Hallelujah! This report is remarkable and could not have come at a better time. It is amazing that one of the few things Republicans and Democrats can agree about is foreign aid.

The diverse members of this commission have  joined together to urge that our next president and Congress hammer out a basic agreement on what we want U.S. foreign assistance to achieve and how we are going to get that done – a rewrite of the outdated Foreign Assistance Act.  Bread for the World looks at all this from the perspective of what is good for hungry and poor people, and we find ourselves agreeing with nearly all of the HELP Commission's recommendations.

But three of the commissioners – Leo Hindery, Jeff Sachs and Gayle Smith – argue that the Commission did not go far enough, and we think they are right on each of their four main points:

·   U.S. assistance should be focused on overcoming hunger and poverty in the world.  The main problem with U.S. foreign assistance has been confusion about what it is supposed to achieve.  The President and Congress need to agree on the purposes of U.S. foreign assistance, and reducing poverty should be the main purpose.  One of the most exciting and sacred things happening in our time that the world is making progress against hunger and poverty, and I want my country to play an active role in this great liberation.

·  Funding for poverty-focused development assistance should be dramatically increased.  We have some effective channels for foreign assistance, so there is no excuse for waiting to increase our investment in development.

·  We should create a cabinet-level department of international development.  The HELP Commission is clear that we need to keep development and security aid separate from each other.  But putting development in a super State Department and in a budget that also includes the Defense Department would create programs with mixed motives.  When we confuse development and security, we short-change poor people.

·  Our country should take a more multilateral approach.  We should use the Millennium Development Goals to frame our efforts, put more money through multilateral channels, and coordinate our bilateral program with what other countries are doing.

We have done a series of voter polls over the last five years, so we know that most U.S. voters agree with the thrust of what this minority report is proposing. (See the full report at www.alliancetoendhunger.org/Oct2007.pdf)

Bread for the World members are working to help make some of the report's suggestions a political reality by:

·  Urging Congress and the President to agree on an increase in appropriations for poverty-focused development assistance. 

·  Urging Congress to reform the farm bill in ways that open opportunity for people in developing countries.

·  Working with other groups to get candidates for president and Congress to stake out positions on how to reduce world hunger and poverty

·  In 2008, Bread for the World and other campaigning groups will push for a $5 billion increase in poverty-focused development assistance and for passage of the Global Poverty Act.
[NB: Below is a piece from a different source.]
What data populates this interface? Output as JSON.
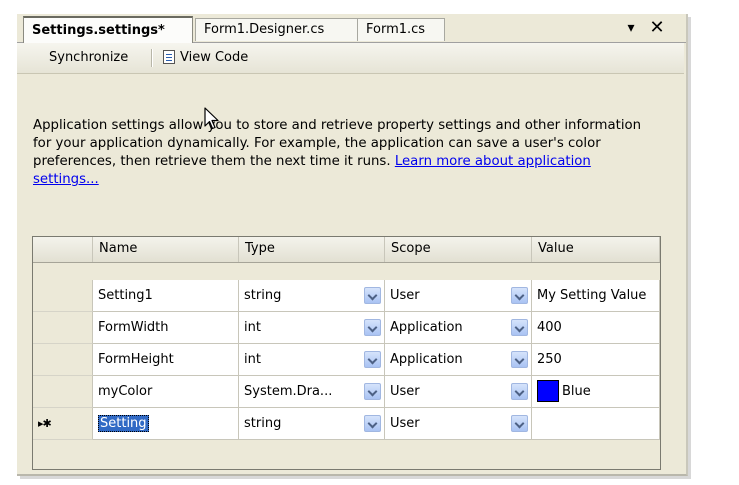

The Global Poverty Act will commit our country to the goal of cutting extreme poverty in half by 2015, and it will require our next president to consult early with various agency heads, including the agencies involved in trade and debt relief, and then send Congress a plan for effective U.S. support of the world's progress against poverty. This process should help get the administration working on an updated Foreign Assistance Act. 

·  And then in 2009, Bread for the World plans to be part of a major campaign to enact the HELP Commission's most important recommendation. We will urge the president and Congress to rewrite the Foreign Assistance Act, with a strong focus on what our country can do to help reduce hunger, poverty and disease in the world.